マリオネット
「えっ?」

「いろいろあって、結局は家を継がないってなったんだけど。育ててもらった、父と母が亡くなって。俺に遺産を残したんだ。俺はどうしても普通の生活を送りたくて、条件を付けて放棄をした。ずっとその家に務めていた使用人がいたし、その人に相続するように手続きはした。でもそれじゃ、亡くなった父と母に申し訳ないってことで、今でも俺に強力してくれているんだ」

 凪が何を話しているのか、よく理解できなかった。

「上手く説明できないけど。

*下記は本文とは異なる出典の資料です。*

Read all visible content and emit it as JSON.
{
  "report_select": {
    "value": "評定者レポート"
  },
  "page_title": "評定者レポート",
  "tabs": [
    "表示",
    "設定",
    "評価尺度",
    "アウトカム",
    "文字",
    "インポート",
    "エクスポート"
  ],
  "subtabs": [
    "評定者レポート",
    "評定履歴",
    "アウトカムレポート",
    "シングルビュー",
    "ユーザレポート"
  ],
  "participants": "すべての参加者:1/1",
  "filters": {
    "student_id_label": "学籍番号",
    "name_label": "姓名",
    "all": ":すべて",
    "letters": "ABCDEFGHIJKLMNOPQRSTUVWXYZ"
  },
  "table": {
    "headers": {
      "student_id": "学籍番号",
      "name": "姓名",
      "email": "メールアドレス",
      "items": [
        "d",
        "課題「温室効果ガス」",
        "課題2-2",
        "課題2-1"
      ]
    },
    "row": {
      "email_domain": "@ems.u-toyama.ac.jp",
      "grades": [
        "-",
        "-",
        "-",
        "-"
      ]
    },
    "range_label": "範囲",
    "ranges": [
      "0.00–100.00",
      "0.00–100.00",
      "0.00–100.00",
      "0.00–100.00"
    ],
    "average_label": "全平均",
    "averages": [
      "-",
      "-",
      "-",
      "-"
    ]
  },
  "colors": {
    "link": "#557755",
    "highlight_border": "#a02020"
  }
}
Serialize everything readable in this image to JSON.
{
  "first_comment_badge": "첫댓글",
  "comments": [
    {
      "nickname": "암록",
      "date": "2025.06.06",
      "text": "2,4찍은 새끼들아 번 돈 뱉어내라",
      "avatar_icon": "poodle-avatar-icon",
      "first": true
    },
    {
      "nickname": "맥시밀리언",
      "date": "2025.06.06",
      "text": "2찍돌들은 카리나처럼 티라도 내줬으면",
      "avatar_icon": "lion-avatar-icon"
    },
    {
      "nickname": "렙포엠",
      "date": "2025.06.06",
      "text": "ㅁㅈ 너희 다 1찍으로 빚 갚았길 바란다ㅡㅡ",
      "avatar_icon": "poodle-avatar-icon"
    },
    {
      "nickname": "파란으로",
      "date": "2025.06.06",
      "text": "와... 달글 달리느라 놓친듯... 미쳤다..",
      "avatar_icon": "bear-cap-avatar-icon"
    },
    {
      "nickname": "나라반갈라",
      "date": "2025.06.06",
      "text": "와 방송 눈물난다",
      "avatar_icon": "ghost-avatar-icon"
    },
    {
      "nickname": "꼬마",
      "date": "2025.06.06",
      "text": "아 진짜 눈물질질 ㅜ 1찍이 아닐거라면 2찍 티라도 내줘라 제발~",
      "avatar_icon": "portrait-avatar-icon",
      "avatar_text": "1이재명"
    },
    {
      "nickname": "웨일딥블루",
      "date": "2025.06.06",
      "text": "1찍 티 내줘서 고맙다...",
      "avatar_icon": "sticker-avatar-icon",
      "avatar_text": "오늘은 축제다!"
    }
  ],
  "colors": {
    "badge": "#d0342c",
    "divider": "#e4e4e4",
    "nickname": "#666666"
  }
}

つまり、田中さんのことを深くまで調べられたのも、この間の手紙の犯人を見つけられたのも、手伝ってもらったんだ。右京家に務めている人間に。あぁ、それでね。写真の方、翔太郎さんのお嫁さんのことなんだけど、実は右京家と関りのある家柄の人だったから、二度とこんなことはしないように伝えておいてもらったよ」

「はい?」
 
 思考回路が追いつかない。

「俺が普通に右京の家を継いでいたら、陽菜乃さんがお金に困らないような生活ができていたかもしれない。でも、右京の家に居たらもちろん路上生活なんてしていないし、陽菜乃さんとも出逢えていなかった。そう考えると俺は、陽菜乃さんと出逢えた人生の方が幸せだと思うから、後悔はしていないんだけど」

 全然わからない。私の頭がついていかない。

「ちなみに、翔太郎さんのお嫁さんがどうしてあんな写真を送りつけて来たのかなんだけど……」

「あー!もういいや。だって、もう送らないように言ってくれたんでしょ。だったらそれで。今、もう思考がついていけてないから。二度と関わることがないならそれで十分です」

 パンク状態の頭で聞いても、意味がない。

 重要なのは……。
 つまり凪は、もともとは資産家の息子だったってこと?んっ?途中からか。